New Premium Feature: Schedule C Report
Topic: Taxes | Comments Off on New Premium Feature: Schedule C Report
We are pleased to announce our new Schedule C report, just in time to help you prepare the IRS Form Schedule C. If you are a sole proprietor, you are required by the IRS to file the IRS Form Schedule C along with your personal taxes (Form 1040). The IRS Form Schedule C reports the profit/loss earned through your business.
How the Report Works
The report displays your account activity according to the IRS Schedule C tax categories that you select for each of your Revenue, Expense, Cost of Sales,Other Income, and Other Expense accounts. Like the Income Statement, the Schedule C tax form reports the profit or loss earned through your business and these are the accounts types that are used to determine profit.
Categorizing Your Accounts
We’ve gone ahead and assigned a Schedule C reporting category for the pre-defined set of accounts in your default Accounts List but you can change them.
Reviewing and Changing Account Categories
The Accounts List export includes a new column named Schedule C Tax Category. By exporting your Accounts List, you will find the name of the IRS Form Schedule C tax line that has been selected for each applicable account.
To view the selected reporting categories for your accounts, simply go to the Account List and click the Export icon.

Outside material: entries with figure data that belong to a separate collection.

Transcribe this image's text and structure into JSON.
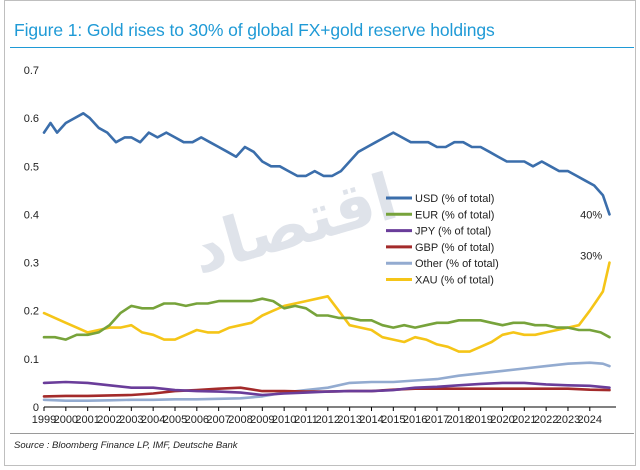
{
  "header": {
    "title": "Figure 1: Gold rises to 30% of global FX+gold reserve holdings"
  },
  "footer": {
    "source": "Source : Bloomberg Finance LP, IMF, Deutsche Bank"
  },
  "watermark": {
    "text": "اقتصاد"
  },
  "chart_data": {
    "type": "line",
    "title": "Figure 1: Gold rises to 30% of global FX+gold reserve holdings",
    "xlabel": "",
    "ylabel": "",
    "xlim": [
      1999,
      2025.2
    ],
    "ylim": [
      0,
      0.7
    ],
    "yticks": [
      "0",
      "0.1",
      "0.2",
      "0.3",
      "0.4",
      "0.5",
      "0.6",
      "0.7"
    ],
    "yticks_values": [
      0,
      0.1,
      0.2,
      0.3,
      0.4,
      0.5,
      0.6,
      0.7
    ],
    "xticks": [
      "1999",
      "2000",
      "2001",
      "2002",
      "2003",
      "2004",
      "2005",
      "2006",
      "2007",
      "2008",
      "2009",
      "2010",
      "2011",
      "2012",
      "2013",
      "2014",
      "2015",
      "2016",
      "2017",
      "2018",
      "2019",
      "2020",
      "2021",
      "2022",
      "2023",
      "2024"
    ],
    "legend_position": "center-right",
    "series": [
      {
        "name": "USD (% of total)",
        "color": "#3b6eab",
        "x": [
          1999,
          1999.3,
          1999.6,
          2000,
          2000.4,
          2000.8,
          2001.1,
          2001.5,
          2001.9,
          2002.3,
          2002.7,
          2003,
          2003.4,
          2003.8,
          2004.2,
          2004.6,
          2005,
          2005.4,
          2005.8,
          2006.2,
          2006.6,
          2007,
          2007.4,
          2007.8,
          2008.2,
          2008.6,
          2009,
          2009.4,
          2009.8,
          2010.2,
          2010.6,
          2011,
          2011.4,
          2011.8,
          2012.2,
          2012.6,
          2013,
          2013.4,
          2013.8,
          2014.2,
          2014.6,
          2015,
          2015.4,
          2015.8,
          2016.2,
          2016.6,
          2017,
          2017.4,
          2017.8,
          2018.2,
          2018.6,
          2019,
          2019.4,
          2019.8,
          2020.2,
          2020.6,
          2021,
          2021.4,
          2021.8,
          2022.2,
          2022.6,
          2023,
          2023.4,
          2023.8,
          2024.2,
          2024.6,
          2024.9
        ],
        "values": [
          0.57,
          0.59,
          0.57,
          0.59,
          0.6,
          0.61,
          0.6,
          0.58,
          0.57,
          0.55,
          0.56,
          0.56,
          0.55,
          0.57,
          0.56,
          0.57,
          0.56,
          0.55,
          0.55,
          0.56,
          0.55,
          0.54,
          0.53,
          0.52,
          0.54,
          0.53,
          0.51,
          0.5,
          0.5,
          0.49,
          0.48,
          0.48,
          0.49,
          0.48,
          0.48,
          0.49,
          0.51,
          0.53,
          0.54,
          0.55,
          0.56,
          0.57,
          0.56,
          0.55,
          0.55,
          0.55,
          0.54,
          0.54,
          0.55,
          0.55,
          0.54,
          0.54,
          0.53,
          0.52,
          0.51,
          0.51,
          0.51,
          0.5,
          0.51,
          0.5,
          0.49,
          0.49,
          0.48,
          0.47,
          0.46,
          0.44,
          0.4
        ]
      },
      {
        "name": "EUR (% of total)",
        "color": "#77a33b",
        "x": [
          1999,
          1999.5,
          2000,
          2000.5,
          2001,
          2001.5,
          2002,
          2002.5,
          2003,
          2003.5,
          2004,
          2004.5,
          2005,
          2005.5,
          2006,
          2006.5,
          2007,
          2007.5,
          2008,
          2008.5,
          2009,
          2009.5,
          2010,
          2010.5,
          2011,
          2011.5,
          2012,
          2012.5,
          2013,
          2013.5,
          2014,
          2014.5,
          2015,
          2015.5,
          2016,
          2016.5,
          2017,
          2017.5,
          2018,
          2018.5,
          2019,
          2019.5,
          2020,
          2020.5,
          2021,
          2021.5,
          2022,
          2022.5,
          2023,
          2023.5,
          2024,
          2024.5,
          2024.9
        ],
        "values": [
          0.145,
          0.145,
          0.14,
          0.15,
          0.15,
          0.155,
          0.17,
          0.195,
          0.21,
          0.205,
          0.205,
          0.215,
          0.215,
          0.21,
          0.215,
          0.215,
          0.22,
          0.22,
          0.22,
          0.22,
          0.225,
          0.22,
          0.205,
          0.21,
          0.205,
          0.19,
          0.19,
          0.185,
          0.185,
          0.18,
          0.18,
          0.17,
          0.165,
          0.17,
          0.165,
          0.17,
          0.175,
          0.175,
          0.18,
          0.18,
          0.18,
          0.175,
          0.17,
          0.175,
          0.175,
          0.17,
          0.17,
          0.165,
          0.165,
          0.16,
          0.16,
          0.155,
          0.145
        ]
      },
      {
        "name": "JPY (% of total)",
        "color": "#6a3d9a",
        "x": [
          1999,
          2000,
          2001,
          2002,
          2003,
          2004,
          2005,
          2006,
          2007,
          2008,
          2009,
          2010,
          2011,
          2012,
          2013,
          2014,
          2015,
          2016,
          2017,
          2018,
          2019,
          2020,
          2021,
          2022,
          2023,
          2024,
          2024.9
        ],
        "values": [
          0.05,
          0.052,
          0.05,
          0.045,
          0.04,
          0.04,
          0.035,
          0.033,
          0.032,
          0.03,
          0.025,
          0.028,
          0.03,
          0.032,
          0.033,
          0.033,
          0.035,
          0.04,
          0.042,
          0.045,
          0.048,
          0.05,
          0.05,
          0.047,
          0.045,
          0.044,
          0.04
        ]
      },
      {
        "name": "GBP (% of total)",
        "color": "#a32a2a",
        "x": [
          1999,
          2000,
          2001,
          2002,
          2003,
          2004,
          2005,
          2006,
          2007,
          2008,
          2009,
          2010,
          2011,
          2012,
          2013,
          2014,
          2015,
          2016,
          2017,
          2018,
          2019,
          2020,
          2021,
          2022,
          2023,
          2024,
          2024.9
        ],
        "values": [
          0.022,
          0.023,
          0.023,
          0.024,
          0.025,
          0.028,
          0.033,
          0.035,
          0.038,
          0.04,
          0.033,
          0.033,
          0.032,
          0.032,
          0.033,
          0.033,
          0.036,
          0.038,
          0.038,
          0.038,
          0.038,
          0.038,
          0.038,
          0.038,
          0.038,
          0.036,
          0.035
        ]
      },
      {
        "name": "Other (% of total)",
        "color": "#93abd0",
        "x": [
          1999,
          2000,
          2001,
          2002,
          2003,
          2004,
          2005,
          2006,
          2007,
          2008,
          2009,
          2010,
          2011,
          2012,
          2013,
          2014,
          2015,
          2016,
          2017,
          2018,
          2019,
          2020,
          2021,
          2022,
          2023,
          2024,
          2024.6,
          2024.9
        ],
        "values": [
          0.015,
          0.013,
          0.013,
          0.014,
          0.015,
          0.015,
          0.016,
          0.016,
          0.017,
          0.018,
          0.022,
          0.03,
          0.035,
          0.04,
          0.05,
          0.052,
          0.052,
          0.055,
          0.058,
          0.065,
          0.07,
          0.075,
          0.08,
          0.085,
          0.09,
          0.092,
          0.09,
          0.085
        ]
      },
      {
        "name": "XAU (% of total)",
        "color": "#f5c518",
        "x": [
          1999,
          1999.5,
          2000,
          2000.5,
          2001,
          2001.5,
          2002,
          2002.5,
          2003,
          2003.5,
          2004,
          2004.5,
          2005,
          2005.5,
          2006,
          2006.5,
          2007,
          2007.5,
          2008,
          2008.5,
          2009,
          2009.5,
          2010,
          2010.5,
          2011,
          2011.5,
          2012,
          2012.5,
          2013,
          2013.5,
          2014,
          2014.5,
          2015,
          2015.5,
          2016,
          2016.5,
          2017,
          2017.5,
          2018,
          2018.5,
          2019,
          2019.5,
          2020,
          2020.5,
          2021,
          2021.5,
          2022,
          2022.5,
          2023,
          2023.5,
          2024,
          2024.3,
          2024.6,
          2024.9
        ],
        "values": [
          0.195,
          0.185,
          0.175,
          0.165,
          0.155,
          0.16,
          0.165,
          0.165,
          0.17,
          0.155,
          0.15,
          0.14,
          0.14,
          0.15,
          0.16,
          0.155,
          0.155,
          0.165,
          0.17,
          0.175,
          0.19,
          0.2,
          0.21,
          0.215,
          0.22,
          0.225,
          0.23,
          0.2,
          0.17,
          0.165,
          0.16,
          0.145,
          0.14,
          0.135,
          0.145,
          0.14,
          0.13,
          0.125,
          0.115,
          0.115,
          0.125,
          0.135,
          0.15,
          0.155,
          0.15,
          0.15,
          0.155,
          0.16,
          0.165,
          0.17,
          0.2,
          0.22,
          0.24,
          0.3
        ]
      }
    ],
    "annotations": [
      {
        "text": "40%",
        "x": 2024.2,
        "y": 0.385
      },
      {
        "text": "30%",
        "x": 2024.2,
        "y": 0.3
      }
    ]
  }
}
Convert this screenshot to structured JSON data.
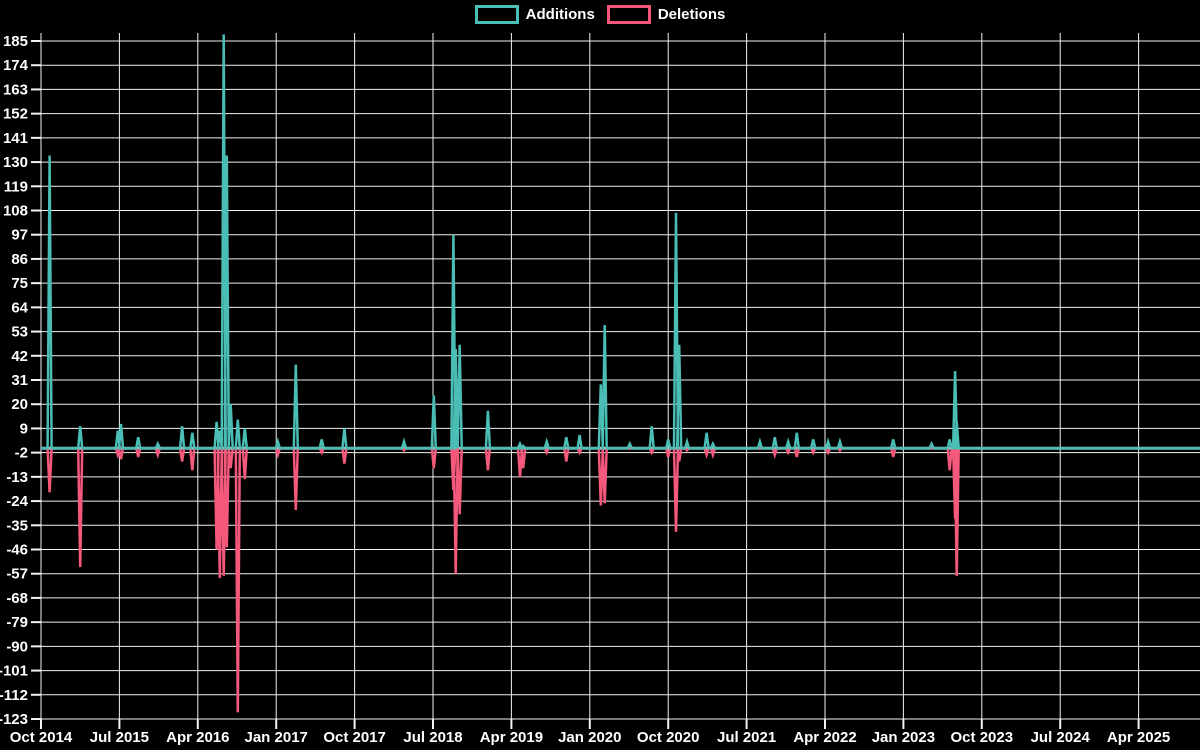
{
  "chart_data": {
    "type": "line",
    "title": "",
    "description": "Weekly code additions and deletions spike chart on black background",
    "legend_position": "top-center",
    "grid": true,
    "background": "#000000",
    "grid_color": "#f2f2f2",
    "text_color": "#ffffff",
    "baseline_color": "#a9c6ca",
    "baseline_value": 0,
    "ylim": [
      -123,
      185
    ],
    "ytick_step": 11,
    "yticks": [
      185,
      174,
      163,
      152,
      141,
      130,
      119,
      108,
      97,
      86,
      75,
      64,
      53,
      42,
      31,
      20,
      9,
      -2,
      -13,
      -24,
      -35,
      -46,
      -57,
      -68,
      -79,
      -90,
      -101,
      -112,
      -123
    ],
    "xticks": [
      "Oct 2014",
      "Jul 2015",
      "Apr 2016",
      "Jan 2017",
      "Oct 2017",
      "Jul 2018",
      "Apr 2019",
      "Jan 2020",
      "Oct 2020",
      "Jul 2021",
      "Apr 2022",
      "Jan 2023",
      "Oct 2023",
      "Jul 2024",
      "Apr 2025"
    ],
    "x_unit": "gridline index (0 = Oct 2014 gridline, 1 unit = 9 months)",
    "series": [
      {
        "name": "Additions",
        "color": "#4abdb5"
      },
      {
        "name": "Deletions",
        "color": "#f4587a"
      }
    ],
    "spikes": [
      {
        "t": 0.11,
        "additions": 133,
        "deletions": -20
      },
      {
        "t": 0.5,
        "additions": 10,
        "deletions": -54
      },
      {
        "t": 0.98,
        "additions": 8,
        "deletions": -3
      },
      {
        "t": 1.02,
        "additions": 11,
        "deletions": -5
      },
      {
        "t": 1.24,
        "additions": 5,
        "deletions": -4
      },
      {
        "t": 1.49,
        "additions": 2,
        "deletions": -3
      },
      {
        "t": 1.8,
        "additions": 10,
        "deletions": -6
      },
      {
        "t": 1.93,
        "additions": 7,
        "deletions": -10
      },
      {
        "t": 2.24,
        "additions": 12,
        "deletions": -46
      },
      {
        "t": 2.28,
        "additions": 8,
        "deletions": -59
      },
      {
        "t": 2.33,
        "additions": 188,
        "deletions": -58
      },
      {
        "t": 2.37,
        "additions": 133,
        "deletions": -45
      },
      {
        "t": 2.42,
        "additions": 20,
        "deletions": -9
      },
      {
        "t": 2.51,
        "additions": 13,
        "deletions": -120
      },
      {
        "t": 2.6,
        "additions": 9,
        "deletions": -14
      },
      {
        "t": 3.02,
        "additions": 3,
        "deletions": -3
      },
      {
        "t": 3.25,
        "additions": 38,
        "deletions": -28
      },
      {
        "t": 3.58,
        "additions": 4,
        "deletions": -2
      },
      {
        "t": 3.87,
        "additions": 9,
        "deletions": -7
      },
      {
        "t": 4.63,
        "additions": 3,
        "deletions": -1
      },
      {
        "t": 5.01,
        "additions": 24,
        "deletions": -9
      },
      {
        "t": 5.26,
        "additions": 97,
        "deletions": -19
      },
      {
        "t": 5.29,
        "additions": 45,
        "deletions": -57
      },
      {
        "t": 5.34,
        "additions": 47,
        "deletions": -30
      },
      {
        "t": 5.7,
        "additions": 17,
        "deletions": -10
      },
      {
        "t": 6.11,
        "additions": 2,
        "deletions": -13
      },
      {
        "t": 6.15,
        "additions": 1,
        "deletions": -9
      },
      {
        "t": 6.45,
        "additions": 3,
        "deletions": -2
      },
      {
        "t": 6.7,
        "additions": 5,
        "deletions": -6
      },
      {
        "t": 6.87,
        "additions": 6,
        "deletions": -2
      },
      {
        "t": 7.14,
        "additions": 29,
        "deletions": -26
      },
      {
        "t": 7.19,
        "additions": 56,
        "deletions": -25
      },
      {
        "t": 7.51,
        "additions": 2,
        "deletions": 0
      },
      {
        "t": 7.79,
        "additions": 10,
        "deletions": -2
      },
      {
        "t": 8.0,
        "additions": 4,
        "deletions": -4
      },
      {
        "t": 8.1,
        "additions": 107,
        "deletions": -38
      },
      {
        "t": 8.14,
        "additions": 47,
        "deletions": -6
      },
      {
        "t": 8.24,
        "additions": 3,
        "deletions": -1
      },
      {
        "t": 8.49,
        "additions": 7,
        "deletions": -3
      },
      {
        "t": 8.57,
        "additions": 2,
        "deletions": -3
      },
      {
        "t": 9.17,
        "additions": 3,
        "deletions": 0
      },
      {
        "t": 9.36,
        "additions": 5,
        "deletions": -3
      },
      {
        "t": 9.53,
        "additions": 3,
        "deletions": -2
      },
      {
        "t": 9.64,
        "additions": 7,
        "deletions": -4
      },
      {
        "t": 9.85,
        "additions": 4,
        "deletions": -2
      },
      {
        "t": 10.04,
        "additions": 3,
        "deletions": -2
      },
      {
        "t": 10.19,
        "additions": 3,
        "deletions": -1
      },
      {
        "t": 10.87,
        "additions": 4,
        "deletions": -4
      },
      {
        "t": 11.36,
        "additions": 2,
        "deletions": 0
      },
      {
        "t": 11.59,
        "additions": 4,
        "deletions": -10
      },
      {
        "t": 11.66,
        "additions": 35,
        "deletions": -32
      },
      {
        "t": 11.68,
        "additions": 12,
        "deletions": -58
      }
    ]
  }
}
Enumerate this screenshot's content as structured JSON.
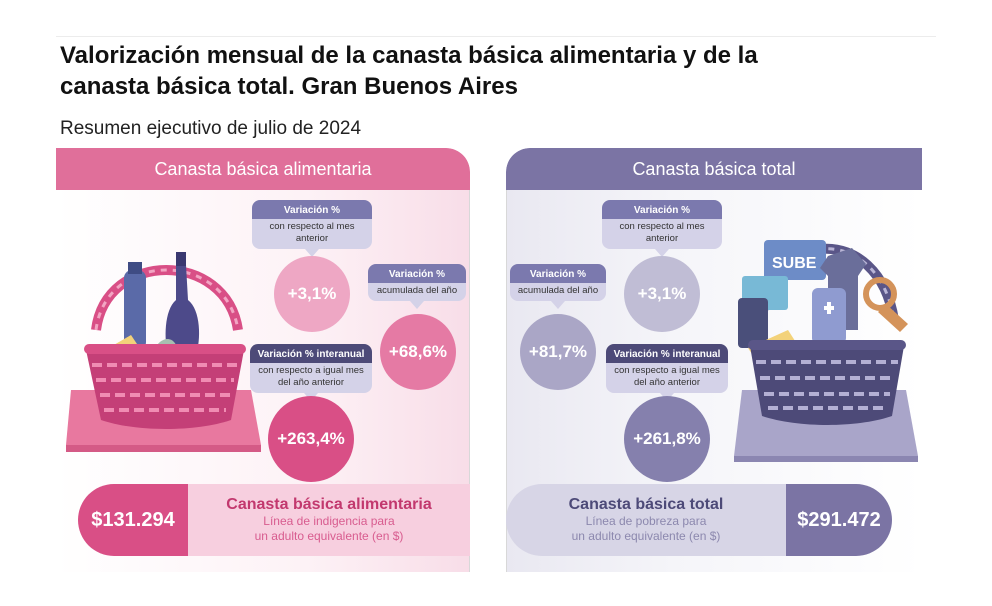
{
  "header": {
    "title": "Valorización mensual de la canasta básica alimentaria y de la canasta básica total. Gran Buenos Aires",
    "subtitle": "Resumen ejecutivo de julio de 2024"
  },
  "cba": {
    "heading": "Canasta básica alimentaria",
    "monthly": {
      "label": "Variación %",
      "desc": "con respecto al mes anterior",
      "value": "+3,1%"
    },
    "cumulative": {
      "label": "Variación %",
      "desc": "acumulada del año",
      "value": "+68,6%"
    },
    "interannual": {
      "label": "Variación % interanual",
      "desc": "con respecto a igual mes del año anterior",
      "value": "+263,4%"
    },
    "amount": "$131.294",
    "footer_title": "Canasta básica alimentaria",
    "footer_desc1": "Línea de indigencia para",
    "footer_desc2": "un adulto equivalente (en $)"
  },
  "cbt": {
    "heading": "Canasta básica total",
    "monthly": {
      "label": "Variación %",
      "desc": "con respecto al mes anterior",
      "value": "+3,1%"
    },
    "cumulative": {
      "label": "Variación %",
      "desc": "acumulada del año",
      "value": "+81,7%"
    },
    "interannual": {
      "label": "Variación % interanual",
      "desc": "con respecto a igual mes del año anterior",
      "value": "+261,8%"
    },
    "amount": "$291.472",
    "footer_title": "Canasta básica total",
    "footer_desc1": "Línea de pobreza para",
    "footer_desc2": "un adulto equivalente (en $)",
    "sube_text": "SUBE"
  },
  "colors": {
    "pink_header": "#e06f9a",
    "pink_circle_light": "#eea7c4",
    "pink_circle_mid": "#e57aa4",
    "pink_circle_dark": "#d94f86",
    "purple_header": "#7b74a4",
    "purple_circle_light": "#c0bdd5",
    "purple_circle_mid": "#aaa6c6",
    "purple_circle_dark": "#8580ad"
  },
  "icons": [
    "food-basket-illustration",
    "goods-basket-illustration"
  ]
}
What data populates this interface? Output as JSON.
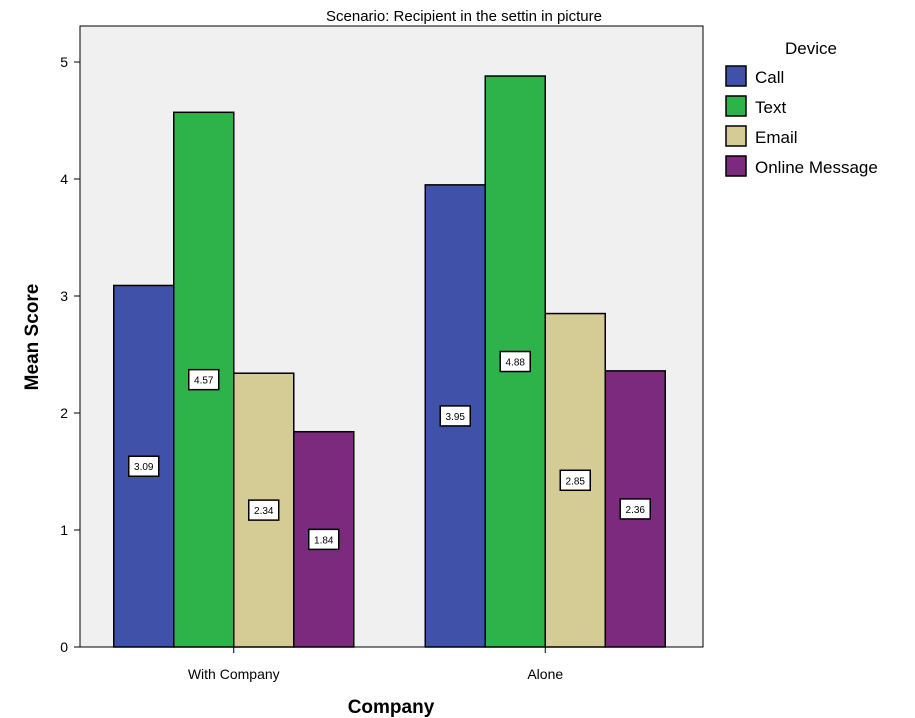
{
  "chart_data": {
    "type": "bar",
    "title": "Scenario: Recipient in the settin in picture",
    "xlabel": "Company",
    "ylabel": "Mean Score",
    "categories": [
      "With Company",
      "Alone"
    ],
    "series": [
      {
        "name": "Call",
        "color": "#3f51a8",
        "values": [
          3.09,
          3.95
        ],
        "labels": [
          "3.09",
          "3.95"
        ]
      },
      {
        "name": "Text",
        "color": "#2db34a",
        "values": [
          4.57,
          4.88
        ],
        "labels": [
          "4.57",
          "4.88"
        ]
      },
      {
        "name": "Email",
        "color": "#d5cc95",
        "values": [
          2.34,
          2.85
        ],
        "labels": [
          "2.34",
          "2.85"
        ]
      },
      {
        "name": "Online Message",
        "color": "#7b2a7d",
        "values": [
          1.84,
          2.36
        ],
        "labels": [
          "1.84",
          "2.36"
        ]
      }
    ],
    "ylim": [
      0,
      5.3
    ],
    "yticks": [
      "0",
      "1",
      "2",
      "3",
      "4",
      "5"
    ],
    "legend_title": "Device",
    "legend_position": "top-right",
    "plot_background": "#f0f0f0",
    "grid": false
  }
}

If, after reviewing your accounts export, you see some you want to change, just go to the Accounts List, hover over the account and click Edit. Then select the category that best fits your account activity from the Schedule C reporting categories menu. If the account is not tax-related, then you can select “None.”
Changes to Your Accounts
Prior to the release of this report, there was a single expense account in our pre-defined set of accounts for recording Travel, Meals and Entertainment expenses. Because the IRS lets you only deduct 50% of qualifying meals, we have split up the account to match the IRS Form Schedule C.
- If you had not previously made any changes to that account, you will see that it is now a parent account of 2 new accounts: 1) Travel and 2) Meals and Entertainment. To ensure accuracy of the Schedule C report, please use the Meals and Entertainment account to track expenses for meals that qualify for the 50% deduction.
- If you had previously made changes to that account (either by changing the account name, or creating your own child accounts within it) we did not add the new accounts. To ensure accuracy of the Schedule C report, please make sure to map the account you are using to track expenses that qualify for the 50% deduction is mapped to the Schedule C reporting category Travel, meals, and entertainment: Deductible meals and entertainment.
If you have changed the names of other applicable accounts in our pre-defined set of accounts or added your own, we have assigned the “Other” category to the account per Type. For example, if you changed the expense default account “Advertising” to “Marketing & Advertising” then we selected “Other Expense” as the Schedule C category. Please review these assignments and change them as appropriate.
The Cost of Goods Sold Account
When designing the Schedule C report, we took a look at how we were currently handling cost of goods sold. For Schedule C reporting purposes, WorkingPoint reports cost of goods sold for inventory items through reporting the change of inventory, therefore you do not assign a category to the Cost of Goods Sold (COGS) protected account. This means we don’t take the amount recorded in the COGS account and simply add it to the report line. The value for costs associated with inventory is reported by the change in inventory. Because of this, anything you add to the COGS account outside of the intended purpose – tracking COGS from the sales of inventory – will not display in the report. It will still be included on your Income Statement (P&L) but it won’t be included on this report.
To help ensure accuracy of your report, we have limited the use of your COGS account and its availability in the account selector menus. You can still use the cost of goods sold account using the adjusting entry form. But we recommend that you use other cost of sales accounts to track the costs for non-inventory related stuff like labor or things you just don’t want to track because you don’t store it in inventory. If you use another cost of sales account, it will show as part of your total cost of goods sold on the Schedule C report and your Income Statement.
If you have used the Cost of Goods Sold account for transactions other than the system’s recording of the cost at time of sale or inventory adjustments, we recommend that you use the Move Entries feature to move the entries from the Cost of Goods Sold account to another Cost of Sales account so that your costs will be included in your Schedule C report.